Since then, there have been 51 incidents with four or more fatalities in a single outburst of violence at American schools, resulting in nearly 300 deaths, according to the U.S. Secret Service.
“I’d hate to think concern has been diminished,” said Perkinson, his school district’s employee and student assistance coordinator.
In 81 percent of all school shootings, someone had information that the attacker was thinking about or was planning the shooting, according to the Secret Service.
“Our job is reminding the kids that we care about them,” Perkinson said.
“We want to establish relationships so they will trust us and share that information.”
Although awareness is always high right after a publicized school shooting, Wintin said it is up to everyone to pay attention to possible warning signs at all times.

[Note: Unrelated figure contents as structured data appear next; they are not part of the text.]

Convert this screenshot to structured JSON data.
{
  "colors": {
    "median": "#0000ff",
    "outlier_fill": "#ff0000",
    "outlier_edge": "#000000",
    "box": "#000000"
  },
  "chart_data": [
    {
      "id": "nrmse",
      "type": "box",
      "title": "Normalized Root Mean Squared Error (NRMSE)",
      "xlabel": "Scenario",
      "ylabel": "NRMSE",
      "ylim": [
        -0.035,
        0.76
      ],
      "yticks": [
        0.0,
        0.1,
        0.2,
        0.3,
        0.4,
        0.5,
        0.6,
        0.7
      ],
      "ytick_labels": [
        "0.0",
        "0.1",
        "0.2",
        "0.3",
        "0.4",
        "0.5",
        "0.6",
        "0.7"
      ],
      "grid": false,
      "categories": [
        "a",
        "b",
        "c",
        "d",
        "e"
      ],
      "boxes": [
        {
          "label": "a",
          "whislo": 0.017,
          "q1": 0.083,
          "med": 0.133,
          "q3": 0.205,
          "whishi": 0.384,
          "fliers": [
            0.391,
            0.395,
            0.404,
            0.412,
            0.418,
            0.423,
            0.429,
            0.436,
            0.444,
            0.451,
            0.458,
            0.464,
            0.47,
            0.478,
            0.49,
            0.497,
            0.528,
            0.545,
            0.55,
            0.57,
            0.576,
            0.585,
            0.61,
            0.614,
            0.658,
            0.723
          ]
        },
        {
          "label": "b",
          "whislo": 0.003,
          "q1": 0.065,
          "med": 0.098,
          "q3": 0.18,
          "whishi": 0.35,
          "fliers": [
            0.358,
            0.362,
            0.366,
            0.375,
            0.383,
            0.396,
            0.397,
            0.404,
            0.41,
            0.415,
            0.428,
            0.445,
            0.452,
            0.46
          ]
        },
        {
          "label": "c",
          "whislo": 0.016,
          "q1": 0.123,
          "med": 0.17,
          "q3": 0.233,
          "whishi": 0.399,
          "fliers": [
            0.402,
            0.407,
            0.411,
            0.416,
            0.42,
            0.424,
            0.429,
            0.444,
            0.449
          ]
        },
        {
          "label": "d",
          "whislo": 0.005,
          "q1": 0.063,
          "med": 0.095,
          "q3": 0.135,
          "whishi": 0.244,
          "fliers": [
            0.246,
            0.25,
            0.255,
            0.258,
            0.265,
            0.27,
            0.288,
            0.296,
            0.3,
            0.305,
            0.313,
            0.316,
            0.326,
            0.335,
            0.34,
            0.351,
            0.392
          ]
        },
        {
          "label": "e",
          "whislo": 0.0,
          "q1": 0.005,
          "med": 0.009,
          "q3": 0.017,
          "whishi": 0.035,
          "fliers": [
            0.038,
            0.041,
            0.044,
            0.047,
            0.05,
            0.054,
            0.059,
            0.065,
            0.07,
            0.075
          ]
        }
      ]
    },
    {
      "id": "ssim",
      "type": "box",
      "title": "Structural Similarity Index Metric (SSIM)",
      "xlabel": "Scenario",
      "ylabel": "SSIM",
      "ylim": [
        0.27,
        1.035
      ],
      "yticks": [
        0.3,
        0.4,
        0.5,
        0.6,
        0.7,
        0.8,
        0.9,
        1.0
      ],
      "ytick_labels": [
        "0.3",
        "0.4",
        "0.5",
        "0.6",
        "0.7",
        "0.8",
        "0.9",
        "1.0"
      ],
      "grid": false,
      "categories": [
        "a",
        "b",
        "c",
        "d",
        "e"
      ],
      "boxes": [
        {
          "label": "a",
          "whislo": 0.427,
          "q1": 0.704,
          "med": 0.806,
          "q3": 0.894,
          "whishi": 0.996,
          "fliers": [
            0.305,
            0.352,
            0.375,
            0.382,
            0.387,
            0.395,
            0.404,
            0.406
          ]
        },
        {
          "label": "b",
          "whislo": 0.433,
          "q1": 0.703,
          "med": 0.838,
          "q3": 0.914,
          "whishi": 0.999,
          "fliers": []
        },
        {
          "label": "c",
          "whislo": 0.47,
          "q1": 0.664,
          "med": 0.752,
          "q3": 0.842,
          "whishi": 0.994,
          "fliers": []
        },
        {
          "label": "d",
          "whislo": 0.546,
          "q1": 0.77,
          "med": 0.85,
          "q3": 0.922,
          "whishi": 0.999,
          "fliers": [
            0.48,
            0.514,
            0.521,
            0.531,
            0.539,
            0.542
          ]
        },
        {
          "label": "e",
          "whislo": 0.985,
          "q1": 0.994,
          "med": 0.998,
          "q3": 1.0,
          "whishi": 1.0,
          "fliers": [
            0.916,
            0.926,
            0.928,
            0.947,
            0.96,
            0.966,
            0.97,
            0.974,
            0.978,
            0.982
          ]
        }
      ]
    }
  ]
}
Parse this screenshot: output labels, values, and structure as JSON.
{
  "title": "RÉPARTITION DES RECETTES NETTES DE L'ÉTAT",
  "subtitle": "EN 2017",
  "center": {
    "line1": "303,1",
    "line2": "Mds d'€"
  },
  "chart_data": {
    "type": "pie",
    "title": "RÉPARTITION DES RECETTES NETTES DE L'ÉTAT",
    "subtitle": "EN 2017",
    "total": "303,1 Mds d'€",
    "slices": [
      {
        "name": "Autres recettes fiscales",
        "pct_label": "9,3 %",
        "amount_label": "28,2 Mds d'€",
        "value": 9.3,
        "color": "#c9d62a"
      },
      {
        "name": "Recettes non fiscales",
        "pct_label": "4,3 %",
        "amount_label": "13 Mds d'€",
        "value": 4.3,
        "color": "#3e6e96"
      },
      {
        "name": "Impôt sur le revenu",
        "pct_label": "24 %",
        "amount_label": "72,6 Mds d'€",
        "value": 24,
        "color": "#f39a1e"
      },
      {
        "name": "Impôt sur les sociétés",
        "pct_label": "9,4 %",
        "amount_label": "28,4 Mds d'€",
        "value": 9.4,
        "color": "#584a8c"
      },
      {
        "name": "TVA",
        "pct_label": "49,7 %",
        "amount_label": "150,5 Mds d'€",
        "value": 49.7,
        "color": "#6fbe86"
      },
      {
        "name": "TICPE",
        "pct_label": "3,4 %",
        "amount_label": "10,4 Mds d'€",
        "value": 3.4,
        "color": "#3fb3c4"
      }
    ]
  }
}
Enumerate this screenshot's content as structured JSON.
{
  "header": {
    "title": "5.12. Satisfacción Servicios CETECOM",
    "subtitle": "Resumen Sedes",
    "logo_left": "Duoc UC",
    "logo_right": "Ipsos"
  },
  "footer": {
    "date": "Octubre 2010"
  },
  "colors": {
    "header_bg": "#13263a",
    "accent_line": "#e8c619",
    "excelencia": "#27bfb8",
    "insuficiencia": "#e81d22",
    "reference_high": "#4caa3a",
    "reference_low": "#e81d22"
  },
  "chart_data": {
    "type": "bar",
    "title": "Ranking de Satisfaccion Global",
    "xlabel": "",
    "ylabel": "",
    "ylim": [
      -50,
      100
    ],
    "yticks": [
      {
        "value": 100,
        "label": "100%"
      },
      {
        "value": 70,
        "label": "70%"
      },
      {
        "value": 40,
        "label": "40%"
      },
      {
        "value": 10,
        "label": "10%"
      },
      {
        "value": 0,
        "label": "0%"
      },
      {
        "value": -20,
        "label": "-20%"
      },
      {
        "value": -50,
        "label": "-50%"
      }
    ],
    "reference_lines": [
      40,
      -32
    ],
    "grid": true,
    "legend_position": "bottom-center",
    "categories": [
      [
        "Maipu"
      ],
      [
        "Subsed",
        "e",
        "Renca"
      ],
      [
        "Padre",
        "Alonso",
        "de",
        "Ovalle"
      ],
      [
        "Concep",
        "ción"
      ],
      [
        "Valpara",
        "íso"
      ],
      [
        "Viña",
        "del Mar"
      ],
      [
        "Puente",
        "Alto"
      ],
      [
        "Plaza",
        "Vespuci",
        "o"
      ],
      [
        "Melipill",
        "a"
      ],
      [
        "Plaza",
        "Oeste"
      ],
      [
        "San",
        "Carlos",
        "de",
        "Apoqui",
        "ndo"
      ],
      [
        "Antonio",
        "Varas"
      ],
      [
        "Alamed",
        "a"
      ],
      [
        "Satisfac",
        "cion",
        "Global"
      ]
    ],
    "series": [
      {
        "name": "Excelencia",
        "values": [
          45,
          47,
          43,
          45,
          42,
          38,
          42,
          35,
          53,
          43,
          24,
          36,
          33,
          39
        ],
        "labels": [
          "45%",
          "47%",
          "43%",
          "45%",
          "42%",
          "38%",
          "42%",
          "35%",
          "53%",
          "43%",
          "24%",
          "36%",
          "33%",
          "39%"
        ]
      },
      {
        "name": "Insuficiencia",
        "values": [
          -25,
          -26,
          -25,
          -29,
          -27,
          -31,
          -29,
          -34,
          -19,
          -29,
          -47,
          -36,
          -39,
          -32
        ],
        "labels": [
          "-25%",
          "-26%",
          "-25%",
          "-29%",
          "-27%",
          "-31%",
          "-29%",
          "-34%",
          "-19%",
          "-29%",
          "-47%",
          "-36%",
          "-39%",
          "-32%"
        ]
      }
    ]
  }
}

With the belief that school corporations must keep up to date on new information and techniques, Hauser sent five teachers to safety conferences last year sponsored by the Indiana Department of Education.
Hauser will likely respond to Wednesday’s shootings in Florida by reviewing safety protocols that include lock-down drill practices, Wintin said.
As frustrating as it may be, Perkinson said there is no “magic umbrella” to protect all children from acts of homicide he describes as irrational and unforgivable.
However, school officials must go into business mode after these types of shootings, which includes reminding all of their constituencies to always remain vigilant, Perkinson said.
“But that doesn’t mean we don’t shed tears when children die, and we know it didn’t have to happen,” he said.
Gov. Eric Holcomb is directing that flags be lowered to half-staff across the state sunset Monday in honor of the Florida school shooting victims.